Tout ce que vous avez
toujours voulu savoir
sur les dictionnaires...

< dimanche 29 mars 2015 >
Chronique

... sans jamais oser le demander se trouve dans cet ouvrage de Jean Pruvost, professeur de lexicologie et « dicopathe » invétéré, qui partage son espace vital avec les quelque dix mille volumes de sa collection !

C'est dire que tout vous sera révélé, et de A à Z, sur ces drôles de livres que vous consultez de loin en loin, quand notre amoureux fou des mots a, lui, choisi de vivre avec eux. Comme sur ceux qui, de Littré à Robert en passant par Larousse, les écrivent car ces bibles altières que l'on serait prêt à adorer comme le monolithe de 2001 : l'odyssée de l'espace sont rédigées par des hommes, avec ce que cela suppose d'enthousiasme, mais aussi de préjugés.

Vous apprendrez ainsi que la lettre A y est presque toujours outrageusement favorisée, aux dépens des infortunées qui ferment la marche. C'est que, comme la grève de Thorez, il faut savoir terminer un dictionnaire et souvent, lassitude et coût aidant, revoir ses prétentions à la baisse ! « Au bout de l'alphabet, note malicieusement Jean Pruvost, il peut arriver que le lexicographe soit fatigué. »

Vous apprendrez aussi que ce témoin silencieux de notre intimité a, pour qui sait la humer, une odeur : de cuisine ou de médicaments, à l'occasion, pour ce dictionnaire de proximité qu'est le Larousse ; de nicotine ou de poussière, plutôt, pour cet intello de Robert... Dis-moi ce que tu sens, je te dirai quel est ton cœur de cible !

Vous vous verrez expliquer qu'à dessein traînent dans nos dictionnaires quelques dates erronées, véritables « mines antiplagiaires » ! Voilà qui peut toujours servir, en effet, au tribunal, pour prouver qu'un concurrent indélicat a sans vergogne pompé sur un confrère...
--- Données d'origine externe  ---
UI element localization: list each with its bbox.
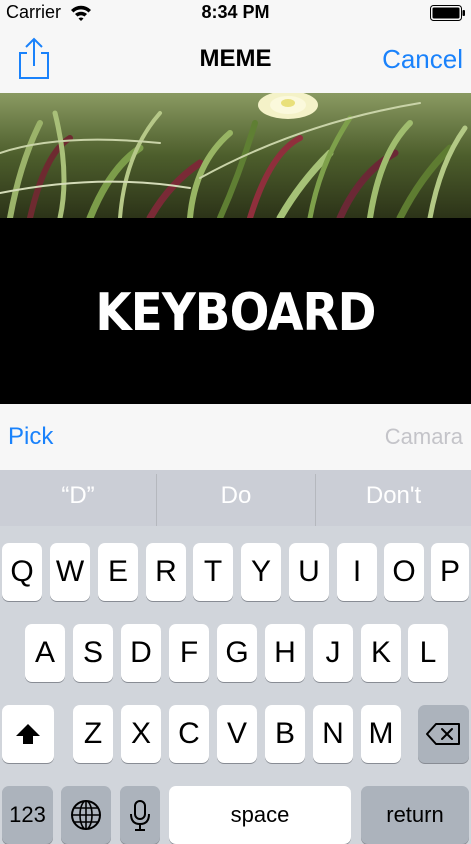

Vous y découvrirez l'« effet cravate », ce raccourcissement progressif des illustrations d'une édition à l'autre, lequel permet aux mots nouveaux d'intégrer la nomenclature sans que pour autant il soit besoin de revoir la maquette. C'est ainsi que des plans américains se sont vu peu à peu grignoter jusqu'à ce que l'on n'aperçoive plus de la cravate du personnage, véritable peau de chagrin, que son nœud !

Mais ce que vous retiendrez surtout de cette lecture passionnante, c'est que la norme fluctue et qu'elle n'échappe pas à la subjectivité : « On vieillit vite en langue, écrit encore Jean Pruvost, si l'on est puriste intégriste. » Avis aux amateurs !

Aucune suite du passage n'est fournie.